第2章 27話 急な使者②

 シーファウたちはなかなかもどって来なかった。

急に静まり返った展望台はなんだか寂しい。


 アイリーナは頬杖をついてエサ台を見ていた。

リスが来る気配はない。


 暇を持て余したアイリーナは、エサ台に木の実を置いた。リスは来ない。

 根気よく、一粒ずつ置いてみた。何度もそれを繰り返す。


 かなり時間が経ったが、リスは来ない。シーファウたちも来ない。


 使者への対応は、思った以上に時間がかかっているようだった。

 どんな要件なんだろう。


「うまく行かないね、みかん」


 アイリーナは、ゆっくり立ちあがった。


 階段から下の階のを覗く。


 屋敷と繋がっている扉は閉ざされている。そっとドアを開けたが、物音は聞こえない。


 アイリーナは展望台にもどった。。そのとき、枝の上をなにかが走るのが見えた。


 一匹のリスがエサ台に飛び移る。


 しばらくすると、もう一匹来た。
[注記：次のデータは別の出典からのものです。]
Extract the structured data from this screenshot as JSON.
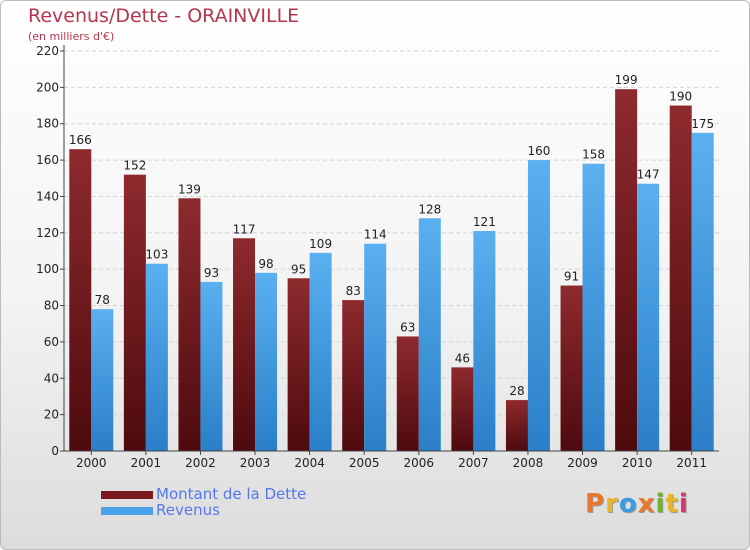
{
  "chart_data": {
    "type": "bar",
    "title": "Revenus/Dette - ORAINVILLE",
    "subtitle": "(en milliers d'€)",
    "categories": [
      "2000",
      "2001",
      "2002",
      "2003",
      "2004",
      "2005",
      "2006",
      "2007",
      "2008",
      "2009",
      "2010",
      "2011"
    ],
    "series": [
      {
        "name": "Montant de la Dette",
        "color": "#7a1a1f",
        "values": [
          166,
          152,
          139,
          117,
          95,
          83,
          63,
          46,
          28,
          91,
          199,
          190
        ]
      },
      {
        "name": "Revenus",
        "color": "#4aa3e8",
        "values": [
          78,
          103,
          93,
          98,
          109,
          114,
          128,
          121,
          160,
          158,
          147,
          175
        ]
      }
    ],
    "ylim": [
      0,
      220
    ],
    "yticks": [
      0,
      20,
      40,
      60,
      80,
      100,
      120,
      140,
      160,
      180,
      200,
      220
    ],
    "grid": true,
    "legend_position": "bottom-left"
  },
  "logo": {
    "letters": [
      "P",
      "r",
      "o",
      "x",
      "i",
      "t",
      "i"
    ],
    "colors": [
      "#e8782a",
      "#e8b62a",
      "#3a9be0",
      "#e8782a",
      "#6ab82a",
      "#e8b62a",
      "#d13a6a"
    ]
  }
}
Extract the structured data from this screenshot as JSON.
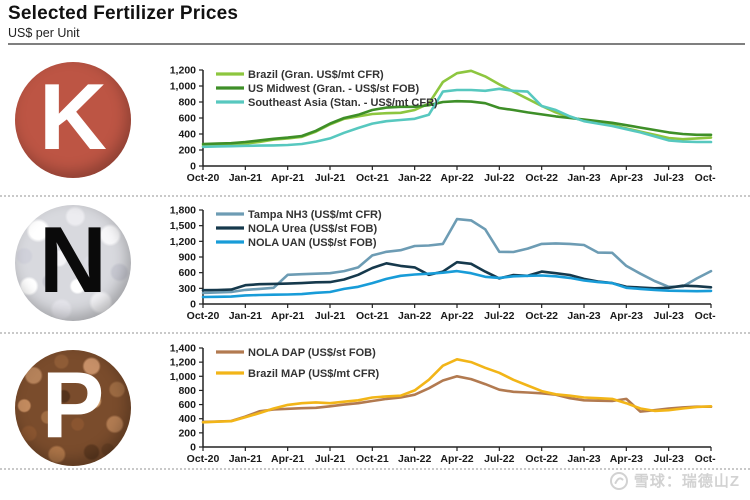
{
  "header": {
    "title": "Selected Fertilizer Prices",
    "subtitle": "US$ per Unit"
  },
  "sections": [
    {
      "letter": "K"
    },
    {
      "letter": "N"
    },
    {
      "letter": "P"
    }
  ],
  "watermark": {
    "text": "雪球：瑞德山Z"
  },
  "chart_data": [
    {
      "type": "line",
      "x": [
        "Oct-20",
        "Nov-20",
        "Dec-20",
        "Jan-21",
        "Feb-21",
        "Mar-21",
        "Apr-21",
        "May-21",
        "Jun-21",
        "Jul-21",
        "Aug-21",
        "Sep-21",
        "Oct-21",
        "Nov-21",
        "Dec-21",
        "Jan-22",
        "Feb-22",
        "Mar-22",
        "Apr-22",
        "May-22",
        "Jun-22",
        "Jul-22",
        "Aug-22",
        "Sep-22",
        "Oct-22",
        "Nov-22",
        "Dec-22",
        "Jan-23",
        "Feb-23",
        "Mar-23",
        "Apr-23",
        "May-23",
        "Jun-23",
        "Jul-23",
        "Aug-23",
        "Sep-23",
        "Oct-23"
      ],
      "x_tick_labels": [
        "Oct-20",
        "Jan-21",
        "Apr-21",
        "Jul-21",
        "Oct-21",
        "Jan-22",
        "Apr-22",
        "Jul-22",
        "Oct-22",
        "Jan-23",
        "Apr-23",
        "Jul-23",
        "Oct-23"
      ],
      "ylim": [
        0,
        1200
      ],
      "ytick_step": 200,
      "grid": false,
      "legend_position": "top-left-inside",
      "series": [
        {
          "name": "Brazil (Gran. US$/mt CFR)",
          "color": "#8dc63f",
          "values": [
            250,
            255,
            260,
            280,
            300,
            330,
            345,
            365,
            430,
            520,
            590,
            620,
            650,
            660,
            665,
            700,
            780,
            1050,
            1160,
            1190,
            1120,
            1020,
            930,
            840,
            750,
            670,
            610,
            570,
            540,
            510,
            470,
            430,
            390,
            350,
            335,
            345,
            355
          ]
        },
        {
          "name": "US Midwest (Gran. - US$/st FOB)",
          "color": "#3e8f28",
          "values": [
            275,
            280,
            285,
            300,
            320,
            340,
            355,
            375,
            440,
            530,
            600,
            640,
            700,
            730,
            740,
            740,
            760,
            800,
            810,
            805,
            785,
            725,
            700,
            670,
            645,
            620,
            600,
            580,
            560,
            540,
            510,
            480,
            450,
            420,
            400,
            390,
            390
          ]
        },
        {
          "name": "Southeast Asia (Stan. - US$/mt CFR)",
          "color": "#57c8bf",
          "values": [
            240,
            245,
            248,
            252,
            255,
            258,
            262,
            275,
            305,
            345,
            415,
            475,
            530,
            560,
            575,
            590,
            640,
            930,
            950,
            950,
            940,
            965,
            940,
            930,
            750,
            700,
            620,
            560,
            530,
            500,
            460,
            420,
            370,
            320,
            305,
            300,
            300
          ]
        }
      ]
    },
    {
      "type": "line",
      "x": [
        "Oct-20",
        "Nov-20",
        "Dec-20",
        "Jan-21",
        "Feb-21",
        "Mar-21",
        "Apr-21",
        "May-21",
        "Jun-21",
        "Jul-21",
        "Aug-21",
        "Sep-21",
        "Oct-21",
        "Nov-21",
        "Dec-21",
        "Jan-22",
        "Feb-22",
        "Mar-22",
        "Apr-22",
        "May-22",
        "Jun-22",
        "Jul-22",
        "Aug-22",
        "Sep-22",
        "Oct-22",
        "Nov-22",
        "Dec-22",
        "Jan-23",
        "Feb-23",
        "Mar-23",
        "Apr-23",
        "May-23",
        "Jun-23",
        "Jul-23",
        "Aug-23",
        "Sep-23",
        "Oct-23"
      ],
      "x_tick_labels": [
        "Oct-20",
        "Jan-21",
        "Apr-21",
        "Jul-21",
        "Oct-21",
        "Jan-22",
        "Apr-22",
        "Jul-22",
        "Oct-22",
        "Jan-23",
        "Apr-23",
        "Jul-23",
        "Oct-23"
      ],
      "ylim": [
        0,
        1800
      ],
      "ytick_step": 300,
      "grid": false,
      "legend_position": "top-left-inside",
      "series": [
        {
          "name": "Tampa NH3 (US$/mt CFR)",
          "color": "#6d9cb4",
          "values": [
            210,
            220,
            230,
            270,
            290,
            310,
            560,
            570,
            580,
            590,
            630,
            700,
            930,
            1000,
            1030,
            1110,
            1120,
            1150,
            1625,
            1600,
            1430,
            1000,
            995,
            1060,
            1150,
            1160,
            1150,
            1130,
            985,
            980,
            730,
            580,
            440,
            330,
            335,
            490,
            630
          ]
        },
        {
          "name": "NOLA Urea (US$/st FOB)",
          "color": "#16394c",
          "values": [
            265,
            268,
            275,
            360,
            380,
            385,
            390,
            400,
            415,
            420,
            470,
            560,
            690,
            780,
            730,
            700,
            560,
            620,
            800,
            770,
            620,
            490,
            555,
            540,
            620,
            590,
            555,
            480,
            430,
            400,
            330,
            315,
            300,
            310,
            350,
            340,
            320
          ]
        },
        {
          "name": "NOLA UAN (US$/st FOB)",
          "color": "#189cd8",
          "values": [
            135,
            138,
            142,
            165,
            172,
            178,
            182,
            190,
            215,
            230,
            290,
            330,
            400,
            480,
            540,
            565,
            580,
            600,
            630,
            590,
            520,
            500,
            530,
            540,
            545,
            530,
            500,
            450,
            420,
            400,
            310,
            290,
            270,
            255,
            250,
            245,
            250
          ]
        }
      ]
    },
    {
      "type": "line",
      "x": [
        "Oct-20",
        "Nov-20",
        "Dec-20",
        "Jan-21",
        "Feb-21",
        "Mar-21",
        "Apr-21",
        "May-21",
        "Jun-21",
        "Jul-21",
        "Aug-21",
        "Sep-21",
        "Oct-21",
        "Nov-21",
        "Dec-21",
        "Jan-22",
        "Feb-22",
        "Mar-22",
        "Apr-22",
        "May-22",
        "Jun-22",
        "Jul-22",
        "Aug-22",
        "Sep-22",
        "Oct-22",
        "Nov-22",
        "Dec-22",
        "Jan-23",
        "Feb-23",
        "Mar-23",
        "Apr-23",
        "May-23",
        "Jun-23",
        "Jul-23",
        "Aug-23",
        "Sep-23",
        "Oct-23"
      ],
      "x_tick_labels": [
        "Oct-20",
        "Jan-21",
        "Apr-21",
        "Jul-21",
        "Oct-21",
        "Jan-22",
        "Apr-22",
        "Jul-22",
        "Oct-22",
        "Jan-23",
        "Apr-23",
        "Jul-23",
        "Oct-23"
      ],
      "ylim": [
        0,
        1400
      ],
      "ytick_step": 200,
      "grid": false,
      "legend_position": "top-left-inside",
      "series": [
        {
          "name": "NOLA DAP (US$/st FOB)",
          "color": "#b27a50",
          "values": [
            355,
            360,
            368,
            430,
            505,
            530,
            540,
            548,
            555,
            575,
            600,
            620,
            650,
            680,
            700,
            740,
            830,
            940,
            1000,
            960,
            890,
            810,
            780,
            770,
            760,
            740,
            690,
            660,
            655,
            650,
            680,
            500,
            520,
            545,
            560,
            570,
            570
          ]
        },
        {
          "name": "Brazil MAP (US$/mt CFR)",
          "color": "#f2b518",
          "values": [
            350,
            358,
            365,
            420,
            480,
            545,
            595,
            620,
            630,
            620,
            640,
            660,
            700,
            715,
            725,
            800,
            950,
            1150,
            1240,
            1200,
            1120,
            1050,
            950,
            870,
            790,
            745,
            725,
            700,
            690,
            680,
            620,
            545,
            510,
            520,
            545,
            565,
            575
          ]
        }
      ]
    }
  ]
}
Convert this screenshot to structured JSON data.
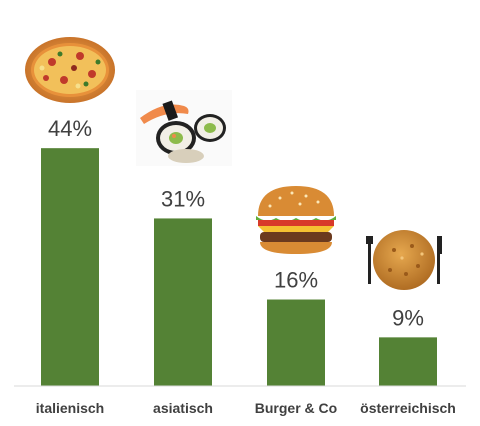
{
  "chart_data": {
    "type": "bar",
    "title": "",
    "xlabel": "",
    "ylabel": "",
    "categories": [
      "italienisch",
      "asiatisch",
      "Burger & Co",
      "österreichisch"
    ],
    "values": [
      44,
      31,
      16,
      9
    ],
    "value_labels": [
      "44%",
      "31%",
      "16%",
      "9%"
    ],
    "unit": "%",
    "ylim": [
      0,
      50
    ],
    "grid": false,
    "legend": "none",
    "bar_color": "#548235",
    "category_icons": [
      "pizza-icon",
      "sushi-icon",
      "burger-icon",
      "schnitzel-icon"
    ]
  }
}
二匹は両手でどんぐりを持ち、カリカリかじる。


 かわいーっ。


 叫びたいのを堪えて、アイリーナはじっとしていた。

 やがて、別のリスが来る。

 エサ台の下でこぼれた木の実を食べ始めた。


 ……手であげたい。


 アイリーナは木皿のどんぐりを取ろうとする。取ろうとして、体が強張った。


 ふいに、黒曜石に似た色の光が降ってきたからだ。あの、呪いの光だった。